Das zur Materie „transformierte“ gefallene Geistige unterliegt von Anfang an einer Evolution, wie erwähnt, und dies insofern, als dass dieses Geistige unvorstellbar viele sich stets verändernde Formen durchlaufen muss, um darin eine dienende und aufbauende Funktion oder Tätigkeit zu leisten, um die Energie des Gottwiderstandes langsam abzubauen. Mit der dadurch erfolgenden Wesenswandlung legt das gefallene Geistige also eine langsame Aufwärtsbewegung zurück.  BD 7699

Die Evolution des gefallenen Geistigen, also diese Aufwärtsbewegung oder Wesenswandlung, vollzieht sich extrem langsam, äußerlich, also auf der materiellen Ebene, erkennbar in wechselnden neuen materiellen Manifestationen, und am Ende nach Epochen und Äonen hochentwickelt in biologisch höchst unterschiedlichen Lebensformen, sprich Schöpfungen der Erde oder anderer Gestirne.

In diesen Schöpfungen, die im Sinne der Bibel, - symbolhaft im Buch Genesis -, als Gottesschöpfungen verstanden werden müssen, werden Gruppierungen von schon ähnlich reifem Geistigen, also stets größer werdende Gesamtintelligenzen, eingezeugt oder inkarniert.

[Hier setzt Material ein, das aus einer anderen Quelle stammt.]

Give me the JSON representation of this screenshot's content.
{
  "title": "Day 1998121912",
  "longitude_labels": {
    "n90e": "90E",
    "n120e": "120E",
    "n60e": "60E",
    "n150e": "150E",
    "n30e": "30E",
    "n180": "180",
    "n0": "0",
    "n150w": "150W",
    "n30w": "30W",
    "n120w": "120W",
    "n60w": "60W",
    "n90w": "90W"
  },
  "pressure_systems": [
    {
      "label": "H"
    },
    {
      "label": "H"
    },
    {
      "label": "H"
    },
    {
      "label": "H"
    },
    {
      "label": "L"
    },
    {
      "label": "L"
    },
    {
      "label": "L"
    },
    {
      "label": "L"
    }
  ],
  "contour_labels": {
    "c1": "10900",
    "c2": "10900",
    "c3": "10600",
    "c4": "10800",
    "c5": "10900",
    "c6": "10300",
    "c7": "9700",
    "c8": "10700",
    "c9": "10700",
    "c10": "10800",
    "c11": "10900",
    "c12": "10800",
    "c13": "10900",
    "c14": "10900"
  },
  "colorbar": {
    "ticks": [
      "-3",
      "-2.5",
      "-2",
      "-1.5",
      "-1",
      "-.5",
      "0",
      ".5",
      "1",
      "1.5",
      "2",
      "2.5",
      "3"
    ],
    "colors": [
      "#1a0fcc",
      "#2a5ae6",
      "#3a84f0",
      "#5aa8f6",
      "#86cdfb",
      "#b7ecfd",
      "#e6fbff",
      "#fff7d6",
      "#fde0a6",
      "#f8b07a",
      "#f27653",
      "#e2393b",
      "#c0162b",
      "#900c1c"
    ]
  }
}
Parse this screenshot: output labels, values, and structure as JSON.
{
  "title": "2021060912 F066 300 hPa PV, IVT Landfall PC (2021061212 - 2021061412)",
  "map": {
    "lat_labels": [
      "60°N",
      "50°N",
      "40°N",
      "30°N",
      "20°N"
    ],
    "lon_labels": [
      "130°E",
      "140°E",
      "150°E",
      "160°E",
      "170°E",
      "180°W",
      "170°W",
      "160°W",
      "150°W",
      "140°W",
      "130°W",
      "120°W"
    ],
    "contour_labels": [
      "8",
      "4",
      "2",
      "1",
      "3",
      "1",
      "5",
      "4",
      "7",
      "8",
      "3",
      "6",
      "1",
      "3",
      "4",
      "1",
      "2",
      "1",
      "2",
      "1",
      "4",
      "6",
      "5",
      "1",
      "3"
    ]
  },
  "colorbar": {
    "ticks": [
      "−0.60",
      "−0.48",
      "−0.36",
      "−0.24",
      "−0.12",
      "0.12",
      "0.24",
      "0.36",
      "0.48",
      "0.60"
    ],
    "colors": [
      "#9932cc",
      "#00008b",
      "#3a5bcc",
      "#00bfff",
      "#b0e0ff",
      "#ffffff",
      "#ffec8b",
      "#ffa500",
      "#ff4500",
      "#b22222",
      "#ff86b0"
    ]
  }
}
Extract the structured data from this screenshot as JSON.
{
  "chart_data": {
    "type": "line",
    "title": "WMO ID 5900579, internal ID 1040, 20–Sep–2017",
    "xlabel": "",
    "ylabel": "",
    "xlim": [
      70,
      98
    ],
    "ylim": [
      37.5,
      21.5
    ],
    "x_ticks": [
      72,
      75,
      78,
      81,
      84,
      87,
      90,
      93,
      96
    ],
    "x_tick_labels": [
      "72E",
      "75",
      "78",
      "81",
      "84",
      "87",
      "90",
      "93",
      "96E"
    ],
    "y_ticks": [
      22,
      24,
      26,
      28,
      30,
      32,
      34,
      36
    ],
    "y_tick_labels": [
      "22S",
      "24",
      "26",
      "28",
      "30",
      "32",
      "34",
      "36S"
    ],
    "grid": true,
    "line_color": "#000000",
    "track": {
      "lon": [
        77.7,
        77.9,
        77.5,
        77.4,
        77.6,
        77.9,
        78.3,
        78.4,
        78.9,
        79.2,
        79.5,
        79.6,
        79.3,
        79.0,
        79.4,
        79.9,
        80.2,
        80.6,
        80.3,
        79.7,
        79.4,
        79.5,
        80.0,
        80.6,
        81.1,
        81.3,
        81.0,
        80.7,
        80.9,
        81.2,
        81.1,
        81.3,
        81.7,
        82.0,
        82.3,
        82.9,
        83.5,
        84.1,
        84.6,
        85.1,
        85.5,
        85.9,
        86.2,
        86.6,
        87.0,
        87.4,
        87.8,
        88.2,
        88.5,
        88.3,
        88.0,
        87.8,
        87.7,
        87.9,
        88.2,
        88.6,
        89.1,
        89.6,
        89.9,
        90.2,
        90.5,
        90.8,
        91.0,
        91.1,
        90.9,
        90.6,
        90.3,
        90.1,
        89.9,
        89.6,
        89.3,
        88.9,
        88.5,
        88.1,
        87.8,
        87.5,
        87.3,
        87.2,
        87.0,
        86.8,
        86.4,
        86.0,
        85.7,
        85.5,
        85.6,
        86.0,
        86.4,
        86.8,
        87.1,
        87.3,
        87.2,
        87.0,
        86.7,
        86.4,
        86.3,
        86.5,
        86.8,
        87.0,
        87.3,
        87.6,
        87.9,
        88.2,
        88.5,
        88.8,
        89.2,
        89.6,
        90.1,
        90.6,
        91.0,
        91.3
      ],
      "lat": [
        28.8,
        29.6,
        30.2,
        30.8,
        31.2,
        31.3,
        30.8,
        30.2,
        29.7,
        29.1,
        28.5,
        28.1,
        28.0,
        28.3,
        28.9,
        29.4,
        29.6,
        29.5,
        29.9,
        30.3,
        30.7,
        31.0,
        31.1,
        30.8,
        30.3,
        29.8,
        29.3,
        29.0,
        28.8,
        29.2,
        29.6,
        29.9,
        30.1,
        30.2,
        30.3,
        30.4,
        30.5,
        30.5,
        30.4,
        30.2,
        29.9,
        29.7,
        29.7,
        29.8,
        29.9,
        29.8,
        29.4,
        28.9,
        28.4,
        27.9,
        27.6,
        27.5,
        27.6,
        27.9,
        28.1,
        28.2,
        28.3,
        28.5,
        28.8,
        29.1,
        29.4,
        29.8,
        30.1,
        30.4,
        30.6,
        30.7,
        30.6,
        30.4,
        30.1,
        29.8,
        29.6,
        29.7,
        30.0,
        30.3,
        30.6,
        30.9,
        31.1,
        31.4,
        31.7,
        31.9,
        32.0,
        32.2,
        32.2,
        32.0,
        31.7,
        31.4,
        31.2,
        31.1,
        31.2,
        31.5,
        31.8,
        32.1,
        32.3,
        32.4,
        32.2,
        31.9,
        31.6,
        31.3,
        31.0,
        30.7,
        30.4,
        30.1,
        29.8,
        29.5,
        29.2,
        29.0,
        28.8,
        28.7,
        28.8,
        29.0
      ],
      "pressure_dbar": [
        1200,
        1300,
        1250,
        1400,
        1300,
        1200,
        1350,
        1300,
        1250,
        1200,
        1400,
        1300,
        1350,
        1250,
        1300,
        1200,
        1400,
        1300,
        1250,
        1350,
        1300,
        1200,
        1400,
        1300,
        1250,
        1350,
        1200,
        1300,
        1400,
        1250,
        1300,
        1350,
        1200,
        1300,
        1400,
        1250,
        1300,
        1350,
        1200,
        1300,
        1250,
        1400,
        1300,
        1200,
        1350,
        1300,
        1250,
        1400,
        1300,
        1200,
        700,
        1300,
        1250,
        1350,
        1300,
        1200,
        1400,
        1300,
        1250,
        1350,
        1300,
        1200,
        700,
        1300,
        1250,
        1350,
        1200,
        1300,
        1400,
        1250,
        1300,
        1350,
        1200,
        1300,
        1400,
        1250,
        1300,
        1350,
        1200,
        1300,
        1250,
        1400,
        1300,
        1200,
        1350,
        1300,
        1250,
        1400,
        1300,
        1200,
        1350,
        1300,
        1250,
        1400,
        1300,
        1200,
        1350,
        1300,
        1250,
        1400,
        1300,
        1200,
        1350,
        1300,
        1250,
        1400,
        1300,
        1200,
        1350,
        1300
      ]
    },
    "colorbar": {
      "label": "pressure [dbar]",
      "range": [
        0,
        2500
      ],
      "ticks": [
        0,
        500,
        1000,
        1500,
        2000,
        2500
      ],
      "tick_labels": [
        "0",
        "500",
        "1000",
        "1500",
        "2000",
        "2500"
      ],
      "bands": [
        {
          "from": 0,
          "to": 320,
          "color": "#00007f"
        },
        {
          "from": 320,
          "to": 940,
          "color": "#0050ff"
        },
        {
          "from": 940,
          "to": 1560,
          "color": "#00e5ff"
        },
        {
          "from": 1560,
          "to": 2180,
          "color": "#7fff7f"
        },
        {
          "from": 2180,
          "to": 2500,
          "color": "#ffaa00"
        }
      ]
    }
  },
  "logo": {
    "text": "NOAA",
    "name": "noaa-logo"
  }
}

Das beobachtbare Leben und die stets intelligenter werdenden Lebensäußerungen im Mineral-, Pflanzen- und Tierreich auf unserer Erde kündet von dieser genannten Aufwärtsbewegung, oder einer evolutiven Entfaltung, die eine höhere Sinnhaftigkeit der Schöpfung erkennen lässt und damit auch auf einen liebevollen und weisen Schöpfer schließen lässt.  BD 7127

In der Wirklichkeit Gottes finden wir also keine unerklärlichen Geschehnisse oder gar Zufälligkeiten, wie sie dem flüchtigen Wissen aus der Naturwissenschaft zugestanden werden müssen.